Jon Snow flailed through a thicket of brambles and tumbled out onto the north-south Almenly road in terror. Behind him, the enchanted echoes of the spirits of cursed elven warriors of generations past called out for his blood. The forest around him — one of the most spectacular in the Broken Lands — seemed to blight and decay around him into sweeping darkness. His only chance to escape this wickedness was to flee back to his city of Winterfell. Perhaps there, he thought, behind its massive wall and protected by the city’s mages, would he be free of this curse.
Bloodied from his terror-filled tear through the woods, he limped as quickly as he could until he came to a fork in the road. To the right, the road would continue northward, taking him back to where his siege army had just attempted to storm the gates at Evilbanking7’s city of M3. Meeting only token resistance at first, all had gone wrong once he and his storm force crossed the threshold into the city square, and the spirits of the disquieted elven dead seeped from the city’s dark shadows, enveloping he and his troops in a terrifying, mystical fear. “Never will I look upon that city again,” he whispered to himself. “And perhaps never upon this accursed region of Almenly, for that matter.”
At the fork in the road, a makeshift sign for Winterfell pointed down the western leg of the highway. Up ahead, the rotten, petrified forest seemed to give way to pastels, sun-lit glades, and safety. “That’s the way!” Jon reassured himself. “This is the surely the way out of this nightmare.”
As he took his first step toward the western route, a firm hand grasped his shoulder. “Jon? What the hell are you doing? What the hell are you all doing?”
It was Phoenix, his commander, who looked upon his face in bewilderment. “Do you not know, commander?” he asked, perplexed. “Have you not seen the elven spirits? They are coming for our blood!”
At once, Phoenix recognized that Jon and the others he had seen pouring out of the forest along the north-south were under the effects of a powerful spell. “Pull yourself together, man!” he intoned, slapping Phoenix at full force. “These elven spirits are folly! They are the work of elven magic.”
Jon Snow was incredulous that his eyes could have so profoundly deceived him. “Sir . . . no. You were not there, sir. You did not see what I saw. What we all saw . . . ”
“The spirits of the elves — we all know that they do not linger when they are parted from their bodies in this world,” said Phoenix, taking a softer, more reassuring tone. “The city had no defenses left, Jon. All they had left was their magic. We have to go back.”

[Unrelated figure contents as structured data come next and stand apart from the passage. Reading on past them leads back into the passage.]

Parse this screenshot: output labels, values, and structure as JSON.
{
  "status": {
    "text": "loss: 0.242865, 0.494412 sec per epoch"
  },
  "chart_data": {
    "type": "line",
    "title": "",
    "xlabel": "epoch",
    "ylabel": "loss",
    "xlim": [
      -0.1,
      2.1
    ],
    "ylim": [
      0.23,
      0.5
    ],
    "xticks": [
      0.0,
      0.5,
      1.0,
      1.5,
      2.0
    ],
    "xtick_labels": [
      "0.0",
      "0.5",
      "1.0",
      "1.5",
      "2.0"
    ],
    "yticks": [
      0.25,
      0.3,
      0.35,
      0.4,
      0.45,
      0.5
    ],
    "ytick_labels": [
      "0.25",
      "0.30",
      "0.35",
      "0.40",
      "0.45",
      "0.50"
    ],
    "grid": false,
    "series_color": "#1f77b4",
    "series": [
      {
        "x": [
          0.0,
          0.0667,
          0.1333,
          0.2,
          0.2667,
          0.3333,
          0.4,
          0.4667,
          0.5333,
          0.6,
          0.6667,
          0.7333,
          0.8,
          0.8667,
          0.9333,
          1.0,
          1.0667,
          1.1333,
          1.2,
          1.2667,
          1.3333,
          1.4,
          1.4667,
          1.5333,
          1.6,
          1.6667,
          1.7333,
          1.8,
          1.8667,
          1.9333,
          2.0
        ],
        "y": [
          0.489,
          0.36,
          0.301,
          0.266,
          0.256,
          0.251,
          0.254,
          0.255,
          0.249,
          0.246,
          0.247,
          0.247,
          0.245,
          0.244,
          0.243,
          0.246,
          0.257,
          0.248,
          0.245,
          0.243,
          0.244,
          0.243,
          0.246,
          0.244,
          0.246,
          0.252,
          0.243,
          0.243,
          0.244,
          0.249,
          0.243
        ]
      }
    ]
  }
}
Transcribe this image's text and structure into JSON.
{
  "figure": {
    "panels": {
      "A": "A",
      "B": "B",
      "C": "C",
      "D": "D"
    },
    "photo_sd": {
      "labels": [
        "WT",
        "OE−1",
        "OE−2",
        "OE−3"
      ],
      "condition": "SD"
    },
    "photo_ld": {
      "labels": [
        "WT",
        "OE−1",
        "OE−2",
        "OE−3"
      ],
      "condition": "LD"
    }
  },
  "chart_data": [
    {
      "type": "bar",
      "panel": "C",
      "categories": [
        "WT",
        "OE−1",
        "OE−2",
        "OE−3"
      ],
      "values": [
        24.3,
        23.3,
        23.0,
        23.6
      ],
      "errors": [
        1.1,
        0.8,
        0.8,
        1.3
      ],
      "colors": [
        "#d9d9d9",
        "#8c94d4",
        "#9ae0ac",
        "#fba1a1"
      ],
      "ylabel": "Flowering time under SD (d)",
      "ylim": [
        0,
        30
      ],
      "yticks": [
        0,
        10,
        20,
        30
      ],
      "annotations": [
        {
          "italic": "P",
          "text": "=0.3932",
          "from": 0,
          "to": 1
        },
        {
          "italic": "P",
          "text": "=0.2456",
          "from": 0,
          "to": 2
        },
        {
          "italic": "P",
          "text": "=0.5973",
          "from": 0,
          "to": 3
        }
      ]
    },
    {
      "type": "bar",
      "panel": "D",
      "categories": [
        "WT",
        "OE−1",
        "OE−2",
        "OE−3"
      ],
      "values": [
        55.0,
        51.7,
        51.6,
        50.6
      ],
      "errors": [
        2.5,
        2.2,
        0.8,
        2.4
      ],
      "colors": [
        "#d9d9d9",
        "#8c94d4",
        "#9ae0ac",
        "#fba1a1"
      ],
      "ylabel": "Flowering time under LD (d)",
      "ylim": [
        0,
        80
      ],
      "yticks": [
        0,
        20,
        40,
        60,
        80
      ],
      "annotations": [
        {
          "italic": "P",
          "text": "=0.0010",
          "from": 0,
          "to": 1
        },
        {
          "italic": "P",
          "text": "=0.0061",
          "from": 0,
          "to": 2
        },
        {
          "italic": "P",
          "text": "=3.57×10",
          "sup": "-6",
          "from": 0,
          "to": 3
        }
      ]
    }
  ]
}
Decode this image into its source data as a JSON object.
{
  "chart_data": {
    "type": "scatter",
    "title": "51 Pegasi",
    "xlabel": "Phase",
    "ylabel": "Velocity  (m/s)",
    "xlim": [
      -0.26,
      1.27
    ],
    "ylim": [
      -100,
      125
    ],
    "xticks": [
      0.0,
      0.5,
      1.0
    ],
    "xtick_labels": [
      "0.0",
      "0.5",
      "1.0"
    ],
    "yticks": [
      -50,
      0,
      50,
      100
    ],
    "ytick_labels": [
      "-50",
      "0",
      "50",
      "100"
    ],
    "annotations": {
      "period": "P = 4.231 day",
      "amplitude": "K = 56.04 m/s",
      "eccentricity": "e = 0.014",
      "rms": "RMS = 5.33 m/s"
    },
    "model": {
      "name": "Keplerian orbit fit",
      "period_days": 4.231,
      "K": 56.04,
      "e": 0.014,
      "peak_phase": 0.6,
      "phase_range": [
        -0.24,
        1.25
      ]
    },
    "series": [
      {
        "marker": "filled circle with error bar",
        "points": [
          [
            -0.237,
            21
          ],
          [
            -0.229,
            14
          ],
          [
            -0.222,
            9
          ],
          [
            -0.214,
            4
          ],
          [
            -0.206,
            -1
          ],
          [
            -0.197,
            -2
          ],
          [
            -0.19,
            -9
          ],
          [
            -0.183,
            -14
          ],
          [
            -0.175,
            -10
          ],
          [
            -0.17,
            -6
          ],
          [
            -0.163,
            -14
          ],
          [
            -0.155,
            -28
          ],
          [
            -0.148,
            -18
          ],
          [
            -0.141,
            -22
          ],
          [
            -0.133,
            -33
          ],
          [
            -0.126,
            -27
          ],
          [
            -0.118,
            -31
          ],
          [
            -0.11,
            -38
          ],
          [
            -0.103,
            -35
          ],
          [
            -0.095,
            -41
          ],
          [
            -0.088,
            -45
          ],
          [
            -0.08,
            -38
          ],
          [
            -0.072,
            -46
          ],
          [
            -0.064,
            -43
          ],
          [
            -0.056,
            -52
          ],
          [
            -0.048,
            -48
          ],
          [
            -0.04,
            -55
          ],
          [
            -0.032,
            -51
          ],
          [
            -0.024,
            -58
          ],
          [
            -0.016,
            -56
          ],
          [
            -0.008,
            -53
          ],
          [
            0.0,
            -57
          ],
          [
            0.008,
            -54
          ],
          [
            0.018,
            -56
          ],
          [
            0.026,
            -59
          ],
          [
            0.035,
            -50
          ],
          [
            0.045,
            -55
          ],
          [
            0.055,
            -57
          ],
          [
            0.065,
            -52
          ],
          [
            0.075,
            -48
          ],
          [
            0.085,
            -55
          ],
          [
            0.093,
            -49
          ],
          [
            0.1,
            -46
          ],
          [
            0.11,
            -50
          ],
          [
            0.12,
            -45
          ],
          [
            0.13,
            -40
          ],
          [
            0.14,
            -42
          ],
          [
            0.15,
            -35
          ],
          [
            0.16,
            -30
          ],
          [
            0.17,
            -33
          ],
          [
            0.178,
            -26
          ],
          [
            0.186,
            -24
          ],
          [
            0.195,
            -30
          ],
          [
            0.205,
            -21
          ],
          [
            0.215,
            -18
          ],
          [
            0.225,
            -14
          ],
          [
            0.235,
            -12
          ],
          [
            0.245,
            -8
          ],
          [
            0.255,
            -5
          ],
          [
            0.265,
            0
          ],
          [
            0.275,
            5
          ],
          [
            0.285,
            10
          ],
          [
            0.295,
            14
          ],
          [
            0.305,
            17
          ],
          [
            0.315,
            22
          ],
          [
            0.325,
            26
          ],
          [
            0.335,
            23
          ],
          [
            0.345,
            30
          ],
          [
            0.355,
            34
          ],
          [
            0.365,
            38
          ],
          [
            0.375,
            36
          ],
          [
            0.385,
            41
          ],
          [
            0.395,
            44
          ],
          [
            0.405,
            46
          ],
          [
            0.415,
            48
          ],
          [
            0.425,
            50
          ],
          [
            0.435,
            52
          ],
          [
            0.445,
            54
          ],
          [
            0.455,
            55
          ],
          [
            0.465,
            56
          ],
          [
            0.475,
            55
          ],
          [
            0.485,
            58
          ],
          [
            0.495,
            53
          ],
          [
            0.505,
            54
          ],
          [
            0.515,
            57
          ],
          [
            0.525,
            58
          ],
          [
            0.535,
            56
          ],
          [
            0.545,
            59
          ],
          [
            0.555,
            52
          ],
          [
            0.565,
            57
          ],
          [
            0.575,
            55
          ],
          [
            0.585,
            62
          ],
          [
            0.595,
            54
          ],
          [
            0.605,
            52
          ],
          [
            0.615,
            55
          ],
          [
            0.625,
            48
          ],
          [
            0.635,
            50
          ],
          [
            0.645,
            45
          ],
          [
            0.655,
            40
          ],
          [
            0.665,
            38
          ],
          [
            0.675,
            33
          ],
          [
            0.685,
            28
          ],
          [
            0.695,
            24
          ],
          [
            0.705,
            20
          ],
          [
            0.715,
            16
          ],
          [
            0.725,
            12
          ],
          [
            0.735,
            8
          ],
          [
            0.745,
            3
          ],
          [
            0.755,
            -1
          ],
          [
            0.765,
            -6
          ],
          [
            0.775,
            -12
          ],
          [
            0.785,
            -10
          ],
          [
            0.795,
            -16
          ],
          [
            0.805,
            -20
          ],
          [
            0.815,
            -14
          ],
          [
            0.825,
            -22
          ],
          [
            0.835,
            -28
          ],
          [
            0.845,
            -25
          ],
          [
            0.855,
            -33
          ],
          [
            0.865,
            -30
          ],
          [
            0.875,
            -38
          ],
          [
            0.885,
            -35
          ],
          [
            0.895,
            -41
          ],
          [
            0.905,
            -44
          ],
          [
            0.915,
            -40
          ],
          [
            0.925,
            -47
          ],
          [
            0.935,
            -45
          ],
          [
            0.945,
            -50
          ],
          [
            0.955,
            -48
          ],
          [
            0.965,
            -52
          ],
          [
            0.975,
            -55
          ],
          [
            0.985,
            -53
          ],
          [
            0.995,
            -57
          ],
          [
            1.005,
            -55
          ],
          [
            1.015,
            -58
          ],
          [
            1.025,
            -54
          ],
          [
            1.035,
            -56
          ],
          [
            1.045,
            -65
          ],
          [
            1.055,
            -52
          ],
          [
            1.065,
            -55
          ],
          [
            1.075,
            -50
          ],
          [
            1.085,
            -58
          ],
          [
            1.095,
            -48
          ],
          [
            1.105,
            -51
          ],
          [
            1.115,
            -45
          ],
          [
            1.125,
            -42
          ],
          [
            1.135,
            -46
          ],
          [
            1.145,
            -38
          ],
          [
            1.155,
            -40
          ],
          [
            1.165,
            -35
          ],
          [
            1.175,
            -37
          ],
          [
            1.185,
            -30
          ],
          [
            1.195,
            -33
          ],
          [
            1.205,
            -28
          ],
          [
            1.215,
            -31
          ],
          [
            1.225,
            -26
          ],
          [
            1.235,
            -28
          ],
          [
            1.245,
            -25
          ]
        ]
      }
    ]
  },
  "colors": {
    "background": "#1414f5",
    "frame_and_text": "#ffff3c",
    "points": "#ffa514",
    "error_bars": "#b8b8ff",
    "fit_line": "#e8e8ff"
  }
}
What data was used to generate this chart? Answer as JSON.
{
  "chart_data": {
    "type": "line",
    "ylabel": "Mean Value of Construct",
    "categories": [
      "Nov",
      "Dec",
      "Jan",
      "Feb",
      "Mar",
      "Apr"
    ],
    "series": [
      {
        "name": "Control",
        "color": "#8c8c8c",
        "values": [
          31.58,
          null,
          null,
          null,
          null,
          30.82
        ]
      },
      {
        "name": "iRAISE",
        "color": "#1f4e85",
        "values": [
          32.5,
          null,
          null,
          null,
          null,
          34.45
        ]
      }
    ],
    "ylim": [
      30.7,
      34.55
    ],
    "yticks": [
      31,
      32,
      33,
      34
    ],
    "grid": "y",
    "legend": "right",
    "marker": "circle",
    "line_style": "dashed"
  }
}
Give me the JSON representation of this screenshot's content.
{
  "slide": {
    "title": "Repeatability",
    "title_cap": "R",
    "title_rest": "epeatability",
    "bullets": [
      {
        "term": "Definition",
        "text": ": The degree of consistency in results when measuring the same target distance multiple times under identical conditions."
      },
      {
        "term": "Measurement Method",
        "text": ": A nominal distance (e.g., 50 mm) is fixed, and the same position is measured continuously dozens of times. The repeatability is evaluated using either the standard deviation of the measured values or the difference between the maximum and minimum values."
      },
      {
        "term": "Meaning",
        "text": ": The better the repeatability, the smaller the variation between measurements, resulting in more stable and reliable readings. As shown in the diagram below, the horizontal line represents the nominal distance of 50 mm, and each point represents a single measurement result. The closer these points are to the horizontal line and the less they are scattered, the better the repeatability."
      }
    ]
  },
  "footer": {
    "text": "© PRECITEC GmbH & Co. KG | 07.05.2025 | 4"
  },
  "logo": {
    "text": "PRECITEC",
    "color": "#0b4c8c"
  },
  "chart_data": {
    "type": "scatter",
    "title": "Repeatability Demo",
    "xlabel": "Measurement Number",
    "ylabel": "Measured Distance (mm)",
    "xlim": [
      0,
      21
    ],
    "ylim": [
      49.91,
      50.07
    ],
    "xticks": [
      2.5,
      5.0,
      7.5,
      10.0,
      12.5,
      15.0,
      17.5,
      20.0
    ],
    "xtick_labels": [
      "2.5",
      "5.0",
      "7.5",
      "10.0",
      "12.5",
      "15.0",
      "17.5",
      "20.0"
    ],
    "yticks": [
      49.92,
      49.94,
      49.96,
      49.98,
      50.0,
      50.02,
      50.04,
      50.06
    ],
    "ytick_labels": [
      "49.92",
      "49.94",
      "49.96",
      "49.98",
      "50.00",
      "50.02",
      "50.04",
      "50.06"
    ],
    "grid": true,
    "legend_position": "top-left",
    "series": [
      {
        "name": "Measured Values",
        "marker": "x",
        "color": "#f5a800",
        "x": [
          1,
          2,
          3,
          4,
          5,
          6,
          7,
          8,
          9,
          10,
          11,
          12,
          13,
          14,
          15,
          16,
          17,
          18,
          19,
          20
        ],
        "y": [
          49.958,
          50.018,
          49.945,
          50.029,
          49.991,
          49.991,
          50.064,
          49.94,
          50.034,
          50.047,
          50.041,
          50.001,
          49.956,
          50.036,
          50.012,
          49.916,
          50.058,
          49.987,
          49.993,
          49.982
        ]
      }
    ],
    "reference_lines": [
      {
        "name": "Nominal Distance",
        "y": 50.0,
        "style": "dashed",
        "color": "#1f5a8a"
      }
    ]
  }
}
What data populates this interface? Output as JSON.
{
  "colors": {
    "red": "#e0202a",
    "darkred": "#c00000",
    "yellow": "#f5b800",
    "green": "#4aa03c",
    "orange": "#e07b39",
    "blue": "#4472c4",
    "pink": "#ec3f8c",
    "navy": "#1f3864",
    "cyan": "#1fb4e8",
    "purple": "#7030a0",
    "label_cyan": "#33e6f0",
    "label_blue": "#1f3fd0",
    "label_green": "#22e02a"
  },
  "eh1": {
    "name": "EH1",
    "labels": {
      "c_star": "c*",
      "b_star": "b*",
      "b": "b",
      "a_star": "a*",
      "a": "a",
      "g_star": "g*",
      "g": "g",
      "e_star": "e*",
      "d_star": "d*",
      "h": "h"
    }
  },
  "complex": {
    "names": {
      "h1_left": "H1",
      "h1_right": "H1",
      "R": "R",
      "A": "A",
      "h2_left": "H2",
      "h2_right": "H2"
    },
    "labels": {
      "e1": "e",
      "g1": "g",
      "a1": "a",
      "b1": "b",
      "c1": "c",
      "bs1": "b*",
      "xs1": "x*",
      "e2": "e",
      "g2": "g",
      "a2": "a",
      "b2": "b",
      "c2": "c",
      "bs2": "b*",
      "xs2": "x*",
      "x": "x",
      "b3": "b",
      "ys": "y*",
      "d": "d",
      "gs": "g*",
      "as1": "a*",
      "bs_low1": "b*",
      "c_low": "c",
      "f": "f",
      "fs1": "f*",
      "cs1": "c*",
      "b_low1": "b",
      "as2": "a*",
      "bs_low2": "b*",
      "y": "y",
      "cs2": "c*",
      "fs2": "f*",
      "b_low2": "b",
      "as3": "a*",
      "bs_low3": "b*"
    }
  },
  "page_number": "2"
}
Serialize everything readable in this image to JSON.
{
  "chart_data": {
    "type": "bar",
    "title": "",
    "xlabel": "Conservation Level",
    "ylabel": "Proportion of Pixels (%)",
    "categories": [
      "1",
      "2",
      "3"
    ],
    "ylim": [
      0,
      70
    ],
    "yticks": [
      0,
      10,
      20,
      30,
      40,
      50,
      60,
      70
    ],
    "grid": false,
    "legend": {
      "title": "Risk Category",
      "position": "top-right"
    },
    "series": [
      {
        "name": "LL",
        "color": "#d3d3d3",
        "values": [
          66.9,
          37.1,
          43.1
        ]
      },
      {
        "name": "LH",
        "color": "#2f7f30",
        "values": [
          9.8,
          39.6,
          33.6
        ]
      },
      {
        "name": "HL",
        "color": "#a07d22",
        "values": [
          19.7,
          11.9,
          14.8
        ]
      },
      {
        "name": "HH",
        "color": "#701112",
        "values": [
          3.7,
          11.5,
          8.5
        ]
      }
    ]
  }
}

Snow began to weep. His commander spoke with earnestness, but the fear in his heart was still palpable. And yet he knew that he’d have to enter M3 again, this time confronting not the defender’s spear, but the greatest fear he had ever beheld in this life. “We have to go back, Jon!” Phoenix insisted, shaking his officer out of his din. “We must assemble who we have left and finish this!”
Snow wiped his eyes and composed himself, nodding to the ground in agreement though every fiber of his being conflicted that sentiment.
“Let’s spread out along the road,” said Phoenix. “We’ll collect all who is left, and rendezvous at the siege site in six hours. And take heart, Jon — this grand victory is still in hand. This victory will staunch your fear.”
Snow and Phoenix mustered all who they could find — they numbered less than 300, including the 4 idle catapults left in the field. But it was enough to take M3 that afternoon — the city fell without bloodshed, as there were no soldiers left to fight. Stark forces scattered the remaining townfolk and razed the city. It was Snow himself who torched the mage tower.
Yet in spite of the victory, the destruction of that city’s mage tower, and Phoenixfire’s promises, that fear never left Jon Snow, and 30 years later, as an old man resting in front of his hearth on an early winter night, he still thought he could feel the cold, dead fingers of the elven spirits upon his shoulders.